Su secreto está en el rebozado: lo hace con panko, un ingrediente originario de Japón parecido al pan rallado pero más crujiente. La bechamel la elabora con leche entera infusionada con jamón ibérico –sin quitarle la grasa– que cocina al vacío durante dos horas, a 85 grados. Es decir, como manda la tradición: buenos materiales y mucha paciencia. Para freírlas, por supuesto, aceite de oliva.
Todos los ingredientes están al alcance de cualquiera que quiera probar a hacerlas en su casa. El panko ya se vende en muchas grandes superficies comerciales y el resto es habitual en cualquier cocina. Otra cosa es la maña: esa no se puede comprar.
48 horas después de hacerse con el título croquetero, Ungidos ya había vendido alrededor de 1.500 croquetas. Ahora ya no faltan en el menú de su restaurante, que ofrece platos tradicionales con toques orientales (de ahí ese rebozado).
Pero qué pasó antes
El tema de dónde se comen las mejores da lugar a discusiones en la línea de las relacionadas con la tortilla de patata. Acaloradas y vehementes (por decirlo de una manera elegante), con los implicados obcecados en dejar claro que su opción es la ganadora. Las de su abuela, las de aquel bar del centro de Madrid o las que se hacen en su casa, que siguen la auténtica receta.

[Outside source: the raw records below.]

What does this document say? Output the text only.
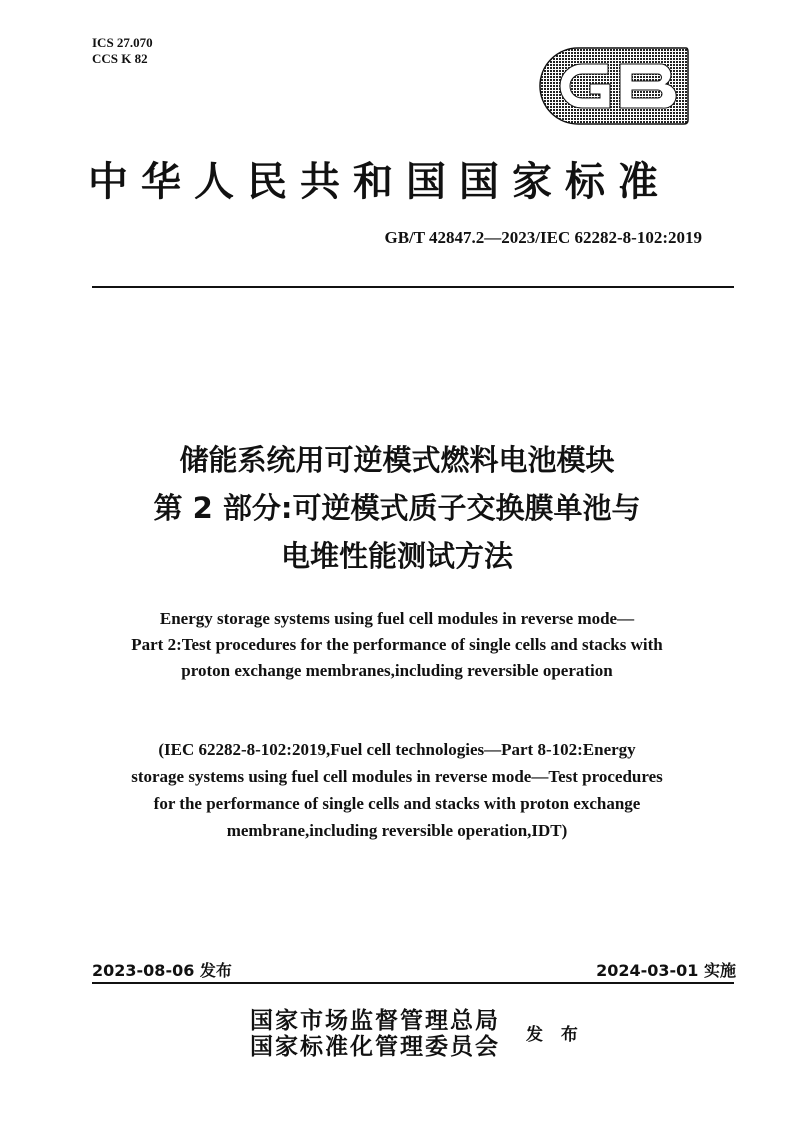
ICS 27.070
CCS K 82
中华人民共和国国家标准
GB/T 42847.2—2023/IEC 62282-8-102:2019
储能系统用可逆模式燃料电池模块
第 2 部分:可逆模式质子交换膜单池与
电堆性能测试方法
Energy storage systems using fuel cell modules in reverse mode—
Part 2:Test procedures for the performance of single cells and stacks with
proton exchange membranes,including reversible operation
(IEC 62282-8-102:2019,Fuel cell technologies—Part 8-102:Energy
storage systems using fuel cell modules in reverse mode—Test procedures
for the performance of single cells and stacks with proton exchange
membrane,including reversible operation,IDT)
2023-08-06 发布	2024-03-01 实施
国家市场监督管理总局
国家标准化管理委员会 发 布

Todo es subjetivo, pero lo que sí se sabe a ciencia cierta es de dónde vienen, algo que es bastante inusual. La cuestión del origen de los platos, especialmente de los populares, suele dar pie a debate.
Si la tortilla de patata nació en Extremadura o en Navarra y si la paella es realmente de origen valenciano son dos de ellos, pero se podría seguir ¿Quién se atreve a cuestionar delante de un asturiano si la fabada se inventó en su tierra?

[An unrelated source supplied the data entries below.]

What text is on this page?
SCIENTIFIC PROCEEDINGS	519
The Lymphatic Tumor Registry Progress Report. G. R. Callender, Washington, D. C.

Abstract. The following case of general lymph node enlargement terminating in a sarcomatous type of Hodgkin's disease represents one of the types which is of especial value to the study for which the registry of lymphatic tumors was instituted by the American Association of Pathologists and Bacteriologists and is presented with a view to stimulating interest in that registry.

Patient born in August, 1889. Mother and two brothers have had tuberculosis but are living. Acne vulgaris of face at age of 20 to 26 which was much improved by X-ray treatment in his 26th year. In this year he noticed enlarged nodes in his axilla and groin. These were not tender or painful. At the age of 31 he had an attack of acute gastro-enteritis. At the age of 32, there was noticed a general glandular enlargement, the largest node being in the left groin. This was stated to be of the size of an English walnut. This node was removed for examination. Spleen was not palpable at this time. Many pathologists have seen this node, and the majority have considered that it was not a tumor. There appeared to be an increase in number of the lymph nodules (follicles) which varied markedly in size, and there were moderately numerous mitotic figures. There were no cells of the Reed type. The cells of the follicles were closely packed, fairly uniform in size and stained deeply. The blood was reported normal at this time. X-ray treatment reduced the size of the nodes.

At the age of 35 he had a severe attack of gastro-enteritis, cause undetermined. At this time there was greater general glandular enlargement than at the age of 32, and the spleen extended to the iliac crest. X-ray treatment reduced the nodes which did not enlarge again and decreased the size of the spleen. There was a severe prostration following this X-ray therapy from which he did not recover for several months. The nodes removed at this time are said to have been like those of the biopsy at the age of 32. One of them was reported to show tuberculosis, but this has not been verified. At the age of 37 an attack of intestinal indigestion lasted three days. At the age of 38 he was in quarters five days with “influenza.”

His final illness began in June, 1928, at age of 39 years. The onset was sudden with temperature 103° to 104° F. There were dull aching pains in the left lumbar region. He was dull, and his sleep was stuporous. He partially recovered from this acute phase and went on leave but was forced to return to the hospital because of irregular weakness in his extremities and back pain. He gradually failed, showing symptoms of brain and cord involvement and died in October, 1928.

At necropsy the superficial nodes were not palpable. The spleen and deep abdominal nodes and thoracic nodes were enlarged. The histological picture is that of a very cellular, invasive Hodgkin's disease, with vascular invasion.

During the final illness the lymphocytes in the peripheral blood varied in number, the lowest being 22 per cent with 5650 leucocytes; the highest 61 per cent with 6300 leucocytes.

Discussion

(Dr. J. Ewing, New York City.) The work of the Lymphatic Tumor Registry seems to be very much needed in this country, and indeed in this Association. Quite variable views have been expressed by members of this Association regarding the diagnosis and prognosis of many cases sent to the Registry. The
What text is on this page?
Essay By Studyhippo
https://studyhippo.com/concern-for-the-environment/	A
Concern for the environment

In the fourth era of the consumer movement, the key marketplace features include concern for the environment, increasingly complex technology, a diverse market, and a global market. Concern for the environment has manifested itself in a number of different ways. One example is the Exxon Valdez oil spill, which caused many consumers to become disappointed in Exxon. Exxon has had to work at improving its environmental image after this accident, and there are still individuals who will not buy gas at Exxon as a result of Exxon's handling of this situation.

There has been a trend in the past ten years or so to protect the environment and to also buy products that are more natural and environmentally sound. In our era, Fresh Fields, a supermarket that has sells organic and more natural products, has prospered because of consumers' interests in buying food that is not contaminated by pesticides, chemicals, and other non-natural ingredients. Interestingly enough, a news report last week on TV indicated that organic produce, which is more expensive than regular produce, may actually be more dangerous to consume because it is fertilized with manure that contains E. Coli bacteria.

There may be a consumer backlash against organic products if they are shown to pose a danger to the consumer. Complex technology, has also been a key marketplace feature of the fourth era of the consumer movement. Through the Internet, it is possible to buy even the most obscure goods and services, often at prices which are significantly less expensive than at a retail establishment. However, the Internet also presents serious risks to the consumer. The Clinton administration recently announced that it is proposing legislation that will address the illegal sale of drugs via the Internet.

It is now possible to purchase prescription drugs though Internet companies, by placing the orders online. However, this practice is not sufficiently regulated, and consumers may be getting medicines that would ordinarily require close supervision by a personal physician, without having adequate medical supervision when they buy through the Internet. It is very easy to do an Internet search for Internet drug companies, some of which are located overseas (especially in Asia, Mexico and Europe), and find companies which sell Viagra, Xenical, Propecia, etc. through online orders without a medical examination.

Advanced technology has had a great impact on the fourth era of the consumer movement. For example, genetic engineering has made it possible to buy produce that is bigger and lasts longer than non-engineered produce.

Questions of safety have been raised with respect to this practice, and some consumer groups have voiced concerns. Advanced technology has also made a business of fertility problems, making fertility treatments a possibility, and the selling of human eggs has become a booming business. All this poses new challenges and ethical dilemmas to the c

Pero las croquetas son francesas, no hay duda. El tema de la fecha de su nacimiento sí que es más controvertido. En general, se señala al cocinero de Luis XIV como el inventor de este manjar, pero por aquellos tiempos la bechamel aún no había sido inventada.

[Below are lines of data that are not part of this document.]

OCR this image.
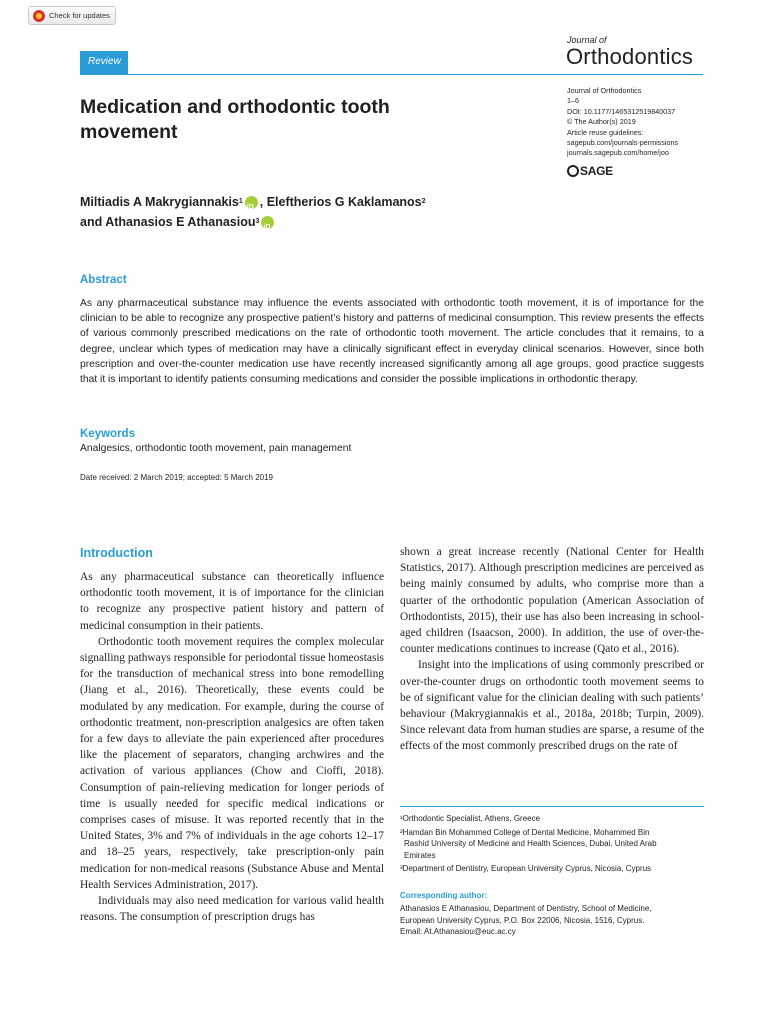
Check for updates
Review
Journal of
Orthodontics
Journal of Orthodontics
1–6
DOI: 10.1177/1465312519840037
© The Author(s) 2019
Article reuse guidelines:
sagepub.com/journals-permissions
journals.sagepub.com/home/joo
SAGE
Medication and orthodontic tooth
movement
Miltiadis A Makrygiannakis 1
iD , Eleftherios G Kaklamanos 2
and Athanasios E Athanasiou 3
iD
Abstract
As any pharmaceutical substance may influence the events associated with orthodontic tooth movement, it is of importance for the clinician to be able to recognize any prospective patient’s history and patterns of medicinal consumption. This review presents the effects of various commonly prescribed medications on the rate of orthodontic tooth movement. The article concludes that it remains, to a degree, unclear which types of medication may have a clinically significant effect in everyday clinical scenarios. However, since both prescription and over-the-counter medication use have recently increased significantly among all age groups, good practice suggests that it is important to identify patients consuming medications and consider the possible implications in orthodontic therapy.
Keywords
Analgesics, orthodontic tooth movement, pain management
Date received: 2 March 2019; accepted: 5 March 2019
Introduction

As any pharmaceutical substance can theoretically influence orthodontic tooth movement, it is of importance for the clinician to recognize any prospective patient history and pattern of medicinal consumption in their patients.

Orthodontic tooth movement requires the complex molecular signalling pathways responsible for periodontal tissue homeostasis for the transduction of mechanical stress into bone remodelling (Jiang et al., 2016). Theoretically, these events could be modulated by any medication. For example, during the course of orthodontic treatment, non-prescription analgesics are often taken for a few days to alleviate the pain experienced after procedures like the placement of separators, changing archwires and the activation of various appliances (Chow and Cioffi, 2018). Consumption of pain-relieving medication for longer periods of time is usually needed for specific medical indications or comprises cases of misuse. It was reported recently that in the United States, 3% and 7% of individuals in the age cohorts 12–17 and 18–25 years, respectively, take prescription-only pain medication for non-medical reasons (Substance Abuse and Mental Health Services Administration, 2017).

Individuals may also need medication for various valid health reasons. The consumption of prescription drugs has

shown a great increase recently (National Center for Health Statistics, 2017). Although prescription medicines are perceived as being mainly consumed by adults, who comprise more than a quarter of the orthodontic population (American Association of Orthodontists, 2015), their use has also been increasing in school-aged children (Isaacson, 2000). In addition, the use of over-the-counter medications continues to increase (Qato et al., 2016).

Insight into the implications of using commonly prescribed or over-the-counter drugs on orthodontic tooth movement seems to be of significant value for the clinician dealing with such patients’ behaviour (Makrygiannakis et al., 2018a, 2018b; Turpin, 2009). Since relevant data from human studies are sparse, a resume of the effects of the most commonly prescribed drugs on the rate of

¹Orthodontic Specialist, Athens, Greece
²Hamdan Bin Mohammed College of Dental Medicine, Mohammed Bin
Rashid University of Medicine and Health Sciences, Dubai, United Arab
Emirates
³Department of Dentistry, European University Cyprus, Nicosia, Cyprus
Corresponding author:
Athanasios E Athanasiou, Department of Dentistry, School of Medicine,
European University Cyprus, P.O. Box 22006, Nicosia, 1516, Cyprus.
Email: At.Athanasiou@euc.ac.cy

Existían ‘Les croquettes’, que tenían formas similares a las croquetas actuales. También estaban rebozadas y fritas pero su interior estaba conformado por una masa de carne, huevo y otros ingredientes. Cuando en el siglo XVIII se inventó, por fin,la bechamel –gracias al cocinero Vincent la Chapelle– la receta ya empezó a parecerse más a la de ahora.
¿Cómo llegaron aquí? Francia es nuestro país vecino así que el contagio no es sorprendente. Pero aún se hace más comprensible al recordar que allá por principios del siglo XVIII, Napoleón pasó por España y se montó una guerra conocida como la de la Independencia. Minucias.
Además de los franceses que saltaron de territorio para luchar, una parte de los españoles decidieron que los ideales de la Ilustración y la Revolución francesa no estaban tan mal. Se les conocía como ‘los afrancesados’ y ayudaron a difundir elementos de la cultura gala por el país. Entre ellos, las croquetas (la gastronomía es cultura, sí).
A partir del siglo XIX ya son unas habituales de cualquier recetario y se elaboran de todo lo que hubiese –siempre han sido las reinas de la “cocina de aprovechamiento”– desde ave hasta bacalao, pasando por carne de cocido, huevo, queso y, por supuesto, jamón, que es la preferida de todo el mundo (diversos estudios lo avalan).
La señora Emilia Pardo Bazán les dio su sello de aprobación en su recetario La cocina española moderna. Y si de algo sabía la condesa era de comer. Según ella “Hay que añadir que la croqueta, al aclimatarse a España, ha ganado mucho. La francesa es enorme, dura y sin gracia. Aquí, al contrario, la hacen bien; se deshacen en la boca, de tan blandas y suaves».
Posiblemente, la autora de Los Pazos de Ulloa le habría dado su aprobación a la croqueta de Toledo, ya que los adjetivos que su creador utilizó para explicarla se asemejan a los de la gallega: “sedosa, cremosa, untuosa y crujiente”. Pero quien seguramente le habría hincado el diente con gusto a la toledana habría sido Pachi Bollos, experto croquetero por derecho propio.